Die Dorfbewohner dachten, sie hätten einen sicheren Zufluchtsort gefunden. Als gewalttätige Siedler – unter dem Deckmantel des neuen Krieges im Gazastreifen und ihrer neuen Uniformen – noch gewalttätiger und hemmungsloser wurden, hatten die verängstigten Hirten von Zanuta beschlossen, aufzugeben und ihre Häuser zu verlassen. Selbst diese abgehärteten, sonnengebräunten Hirten haben Angst. Sie verließen das Dorf, in dem sie geboren wurden, das Land, auf dem sie ihre Schafe weideten, und die Landschaften ihrer Kindheit und zogen an den Rand einer Stadt. Zwei Wochen lang zogen sie mit ihrem spärlichen Hab und Gut um, bauten die Zelte und Blechhütten, die Ställe, Tröge und Krippen ab und errichteten sie am Rande von Shuweika, einem Vorort südöstlich von Dahariya in den südlichen Hebron-Bergen, neu. Sie dachten, sie seien sicher.
Aber die Schläger der Siedler hatten andere Vorstellungen. Bewaffnet und kriegerisch streckten sie ihre Fühler bis zum neuen Zuhause der Dorfbewohner aus, das sich als falscher Zufluchtsort erwies. Ähnlich wie die Flüchtlinge aus dem Gazastreifen, die sich in Rafah in Sicherheit wähnten, sich aber bald in einer neuen Hölle wiederfanden, mussten auch die Hirtenflüchtlinge in den südlichen Hebron-Hügeln in den letzten Wochen feststellen, dass es auf ihrem Land und auf ihrem Boden keinen sicheren Ort für sie gibt.
Die Bestandsaufnahme der entsetzlichen Schäden im Gazastreifen ist unvollständig, wenn man die jüngsten Verwüstungen im Westjordanland nicht mit einbezieht. Die Siedler nutzen den dunklen Schatten des Krieges, um den schrecklichen Bevölkerungstransfer in den südlichen Hebron-Hügeln, im Jordantal und anderswo zu intensivieren. Das Ziel der Siedler ist es, das Land, oder zumindest einen Teil davon, von der einheimischen Bevölkerung zu säubern. Und wie es scheint, gibt es niemanden, der sie daran hindert.

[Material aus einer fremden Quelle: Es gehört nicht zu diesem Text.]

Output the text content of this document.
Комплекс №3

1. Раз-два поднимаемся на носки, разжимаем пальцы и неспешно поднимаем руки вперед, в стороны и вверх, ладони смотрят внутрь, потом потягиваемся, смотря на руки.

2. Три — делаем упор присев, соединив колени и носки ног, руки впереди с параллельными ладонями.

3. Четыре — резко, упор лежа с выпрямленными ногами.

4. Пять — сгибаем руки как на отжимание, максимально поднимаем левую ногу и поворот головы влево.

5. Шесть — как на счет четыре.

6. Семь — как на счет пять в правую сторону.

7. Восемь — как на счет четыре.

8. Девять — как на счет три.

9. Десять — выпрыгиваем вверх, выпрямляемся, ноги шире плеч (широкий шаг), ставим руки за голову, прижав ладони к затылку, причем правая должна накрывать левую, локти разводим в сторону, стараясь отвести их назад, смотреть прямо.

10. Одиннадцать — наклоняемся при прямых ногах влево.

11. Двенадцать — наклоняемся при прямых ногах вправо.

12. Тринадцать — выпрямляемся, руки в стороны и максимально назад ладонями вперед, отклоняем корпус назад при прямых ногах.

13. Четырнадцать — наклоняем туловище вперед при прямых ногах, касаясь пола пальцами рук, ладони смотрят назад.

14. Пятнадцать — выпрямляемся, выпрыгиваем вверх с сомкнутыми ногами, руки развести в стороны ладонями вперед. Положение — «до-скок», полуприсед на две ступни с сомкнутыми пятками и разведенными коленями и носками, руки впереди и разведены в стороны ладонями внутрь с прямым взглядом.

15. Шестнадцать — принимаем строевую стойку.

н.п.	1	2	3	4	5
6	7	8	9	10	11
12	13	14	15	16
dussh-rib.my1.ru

Ein langer und staubiger Weg führt hinauf nach Shuweika. Der neue Zufluchtsort hier ist etwa 4 bis 5 Kilometer von Zanuta entfernt, dem Dorf, das die Hirtengemeinschaft am 30. Oktober, etwa drei Wochen nach Ausbruch des Krieges, verlassen hat. Innerhalb von zwei Wochen hatten sie ihren neuen Weiler außerhalb der Stadt errichtet. Die 27 Familien, etwa 250 Seelen, hatten sich in alle Himmelsrichtungen zerstreut. Zehn Familien, darunter die Samamris, ließen sich hier in der Nähe von Shuweika nieder (nicht zu verwechseln mit dem gleichnamigen Dorf in der Nähe von Tul Karm).

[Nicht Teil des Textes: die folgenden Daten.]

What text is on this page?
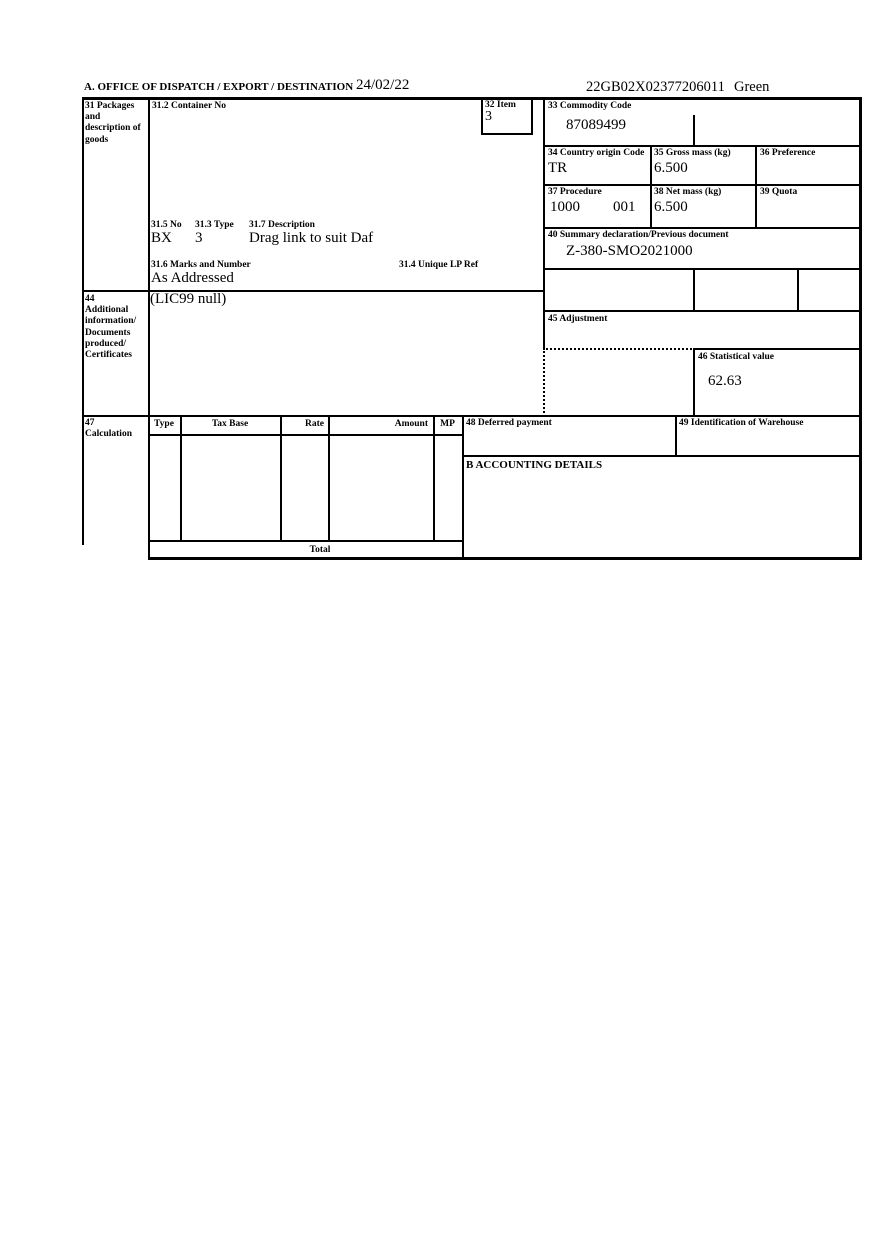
A. OFFICE OF DISPATCH / EXPORT / DESTINATION 24/02/22	22GB02X02377206011 Green
31 Packages and description of goods
31.2 Container No	32 Item
3
33 Commodity Code
87089499
34 Country origin Code
TR
35 Gross mass (kg)
6.500
36 Preference
37 Procedure
1000 001
38 Net mass (kg)
6.500
39 Quota
40 Summary declaration/Previous document
Z-380-SMO2021000
31.5 No 31.3 Type 31.7 Description
BX 3	Drag link to suit Daf
31.6 Marks and Number	31.4 Unique LP Ref
As Addressed
44 Additional information/ Documents produced/ Certificates
(LIC99 null)
45 Adjustment
46 Statistical value
62.63
47 Calculation
Type	Tax Base	Rate	Amount	MP	48 Deferred payment	49 Identification of Warehouse
B ACCOUNTING DETAILS
Total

Der Familienvater Fares Samamri empfängt uns in der gewölbten Blechhütte, die er hier als Diwan, als Ort der Begegnung, errichtet hat. Der 57-Jährige hat 18 Kinder von zwei Ehefrauen. Zwei seiner Söhne, Nassar und Jibril, 19 bzw. 21 Jahre alt, sitzen bei uns. Nassar trägt ein weißes Hemd, auf dessen Vorderseite in Hebräisch und Arabisch steht: „Mit derselben Stimme singen, in derselben Sprache malen“; auf der Rückseite steht: „Du und ich werden die Welt verändern“. Er sagt, er habe es von seiner Tante bekommen, die in Israel lebt. Jibril, der ein schwarzes Calvin Klein-Trikot trägt, wurde am vergangenen Freitag von Siedlern brutal zusammengeschlagen.

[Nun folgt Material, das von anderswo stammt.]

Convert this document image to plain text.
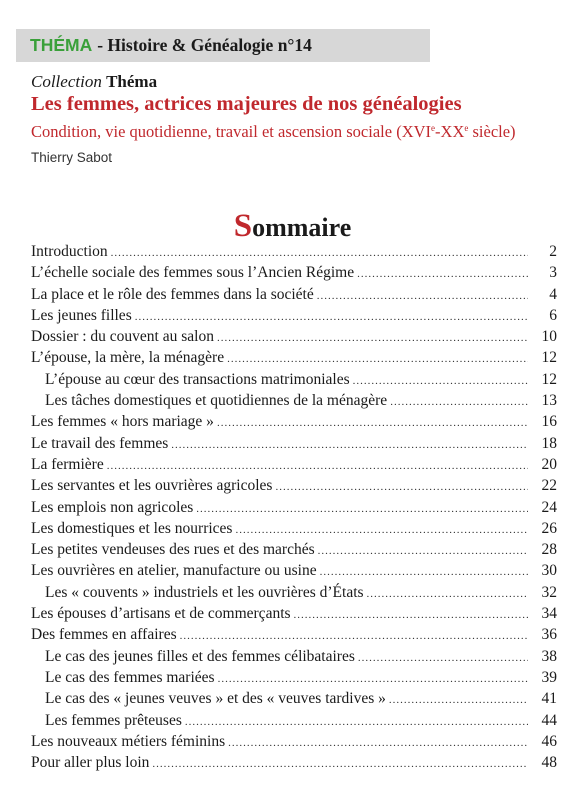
THÉMA - Histoire & Généalogie n°14
Collection Théma
Les femmes, actrices majeures de nos généalogies
Condition, vie quotidienne, travail et ascension sociale (XVIe-XXe siècle)
Thierry Sabot
Sommaire
Introduction .....	2
L’échelle sociale des femmes sous l’Ancien Régime .....	3
La place et le rôle des femmes dans la société .....	4
Les jeunes filles .....	6
Dossier : du couvent au salon .....	10
L’épouse, la mère, la ménagère .....	12
L’épouse au cœur des transactions matrimoniales .....	12
Les tâches domestiques et quotidiennes de la ménagère .....	13
Les femmes « hors mariage » .....	16
Le travail des femmes .....	18
La fermière .....	20
Les servantes et les ouvrières agricoles .....	22
Les emplois non agricoles .....	24
Les domestiques et les nourrices .....	26
Les petites vendeuses des rues et des marchés .....	28
Les ouvrières en atelier, manufacture ou usine .....	30
Les « couvents » industriels et les ouvrières d’États .....	32
Les épouses d’artisans et de commerçants .....	34
Des femmes en affaires .....	36
Le cas des jeunes filles et des femmes célibataires .....	38
Le cas des femmes mariées .....	39
Le cas des « jeunes veuves » et des « veuves tardives » .....	41
Les femmes prêteuses .....	44
Les nouveaux métiers féminins .....	46
Pour aller plus loin .....	48
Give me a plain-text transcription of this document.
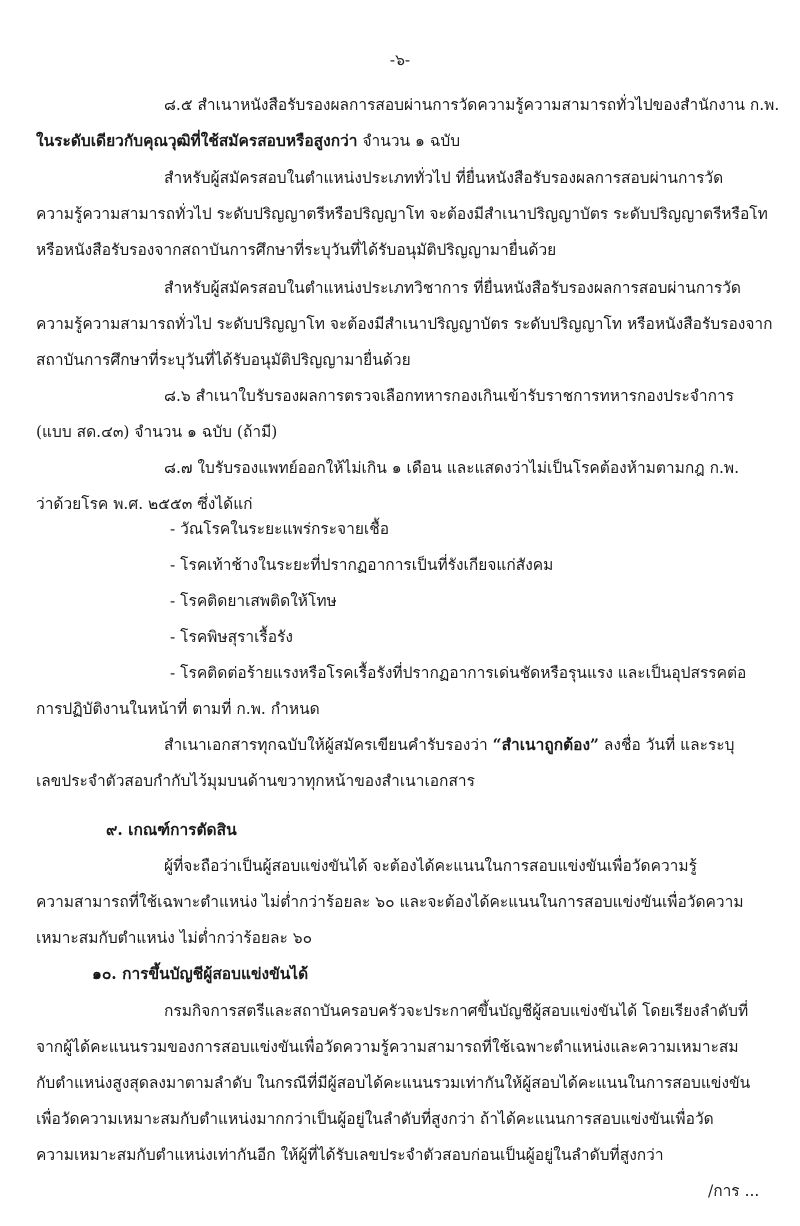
-๖-
๘.๕ สำเนาหนังสือรับรองผลการสอบผ่านการวัดความรู้ความสามารถทั่วไปของสำนักงาน ก.พ.
ในระดับเดียวกับคุณวุฒิที่ใช้สมัครสอบหรือสูงกว่า จำนวน ๑ ฉบับ
สำหรับผู้สมัครสอบในตำแหน่งประเภททั่วไป ที่ยื่นหนังสือรับรองผลการสอบผ่านการวัด
ความรู้ความสามารถทั่วไป ระดับปริญญาตรีหรือปริญญาโท จะต้องมีสำเนาปริญญาบัตร ระดับปริญญาตรีหรือโท
หรือหนังสือรับรองจากสถาบันการศึกษาที่ระบุวันที่ได้รับอนุมัติปริญญามายื่นด้วย
สำหรับผู้สมัครสอบในตำแหน่งประเภทวิชาการ ที่ยื่นหนังสือรับรองผลการสอบผ่านการวัด
ความรู้ความสามารถทั่วไป ระดับปริญญาโท จะต้องมีสำเนาปริญญาบัตร ระดับปริญญาโท หรือหนังสือรับรองจาก
สถาบันการศึกษาที่ระบุวันที่ได้รับอนุมัติปริญญามายื่นด้วย
๘.๖ สำเนาใบรับรองผลการตรวจเลือกทหารกองเกินเข้ารับราชการทหารกองประจำการ
(แบบ สด.๔๓) จำนวน ๑ ฉบับ (ถ้ามี)
๘.๗ ใบรับรองแพทย์ออกให้ไม่เกิน ๑ เดือน และแสดงว่าไม่เป็นโรคต้องห้ามตามกฎ ก.พ.
ว่าด้วยโรค พ.ศ. ๒๕๕๓ ซึ่งได้แก่
- วัณโรคในระยะแพร่กระจายเชื้อ
- โรคเท้าช้างในระยะที่ปรากฏอาการเป็นที่รังเกียจแก่สังคม
- โรคติดยาเสพติดให้โทษ
- โรคพิษสุราเรื้อรัง
- โรคติดต่อร้ายแรงหรือโรคเรื้อรังที่ปรากฏอาการเด่นชัดหรือรุนแรง และเป็นอุปสรรคต่อ
การปฏิบัติงานในหน้าที่ ตามที่ ก.พ. กำหนด
สำเนาเอกสารทุกฉบับให้ผู้สมัครเขียนคำรับรองว่า “สำเนาถูกต้อง” ลงชื่อ วันที่ และระบุ
เลขประจำตัวสอบกำกับไว้มุมบนด้านขวาทุกหน้าของสำเนาเอกสาร
๙. เกณฑ์การตัดสิน
ผู้ที่จะถือว่าเป็นผู้สอบแข่งขันได้ จะต้องได้คะแนนในการสอบแข่งขันเพื่อวัดความรู้
ความสามารถที่ใช้เฉพาะตำแหน่ง ไม่ต่ำกว่าร้อยละ ๖๐ และจะต้องได้คะแนนในการสอบแข่งขันเพื่อวัดความ
เหมาะสมกับตำแหน่ง ไม่ต่ำกว่าร้อยละ ๖๐
๑๐. การขึ้นบัญชีผู้สอบแข่งขันได้
กรมกิจการสตรีและสถาบันครอบครัวจะประกาศขึ้นบัญชีผู้สอบแข่งขันได้ โดยเรียงลำดับที่
จากผู้ได้คะแนนรวมของการสอบแข่งขันเพื่อวัดความรู้ความสามารถที่ใช้เฉพาะตำแหน่งและความเหมาะสม
กับตำแหน่งสูงสุดลงมาตามลำดับ ในกรณีที่มีผู้สอบได้คะแนนรวมเท่ากันให้ผู้สอบได้คะแนนในการสอบแข่งขัน
เพื่อวัดความเหมาะสมกับตำแหน่งมากกว่าเป็นผู้อยู่ในลำดับที่สูงกว่า ถ้าได้คะแนนการสอบแข่งขันเพื่อวัด
ความเหมาะสมกับตำแหน่งเท่ากันอีก ให้ผู้ที่ได้รับเลขประจำตัวสอบก่อนเป็นผู้อยู่ในลำดับที่สูงกว่า
/การ ...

Zanuta liegt gegenüber der Meitarim Farm, die von Yinon Levi betrieben wird, gegen den die USA wegen seiner extremen Gewalttätigkeit Sanktionen verhängt haben. Fares erzählt uns, dass seine Familie aus Zanuta geflohen ist, „wegen der Armee, der Siedler und Yinon Levi“. In den ersten Wochen des Krieges griffen die Siedler sie an, bis die Angst der Kinder und Frauen und die Panik der Schafe nicht mehr zu ertragen war. Sie versperrten den Hirten den Weg zu ihren Häusern, hinderten sie mit Gewalt und Drohungen daran, ihre Tiere auf die Weide zu bringen, und beschlagnahmten natürlich auch das Land der Samamris, einschließlich ihres Olivenhains, und verweigerten ihnen den Zugang dazu.
Fares war besorgt über die möglichen Reaktionen seiner Söhne auf diese Handlungen. „Wenn mich ein Siedler ohrfeigt, halte ich mich zurück, aber sie sind der Typ, der reagiert, und das beunruhigt mich“, sagt er.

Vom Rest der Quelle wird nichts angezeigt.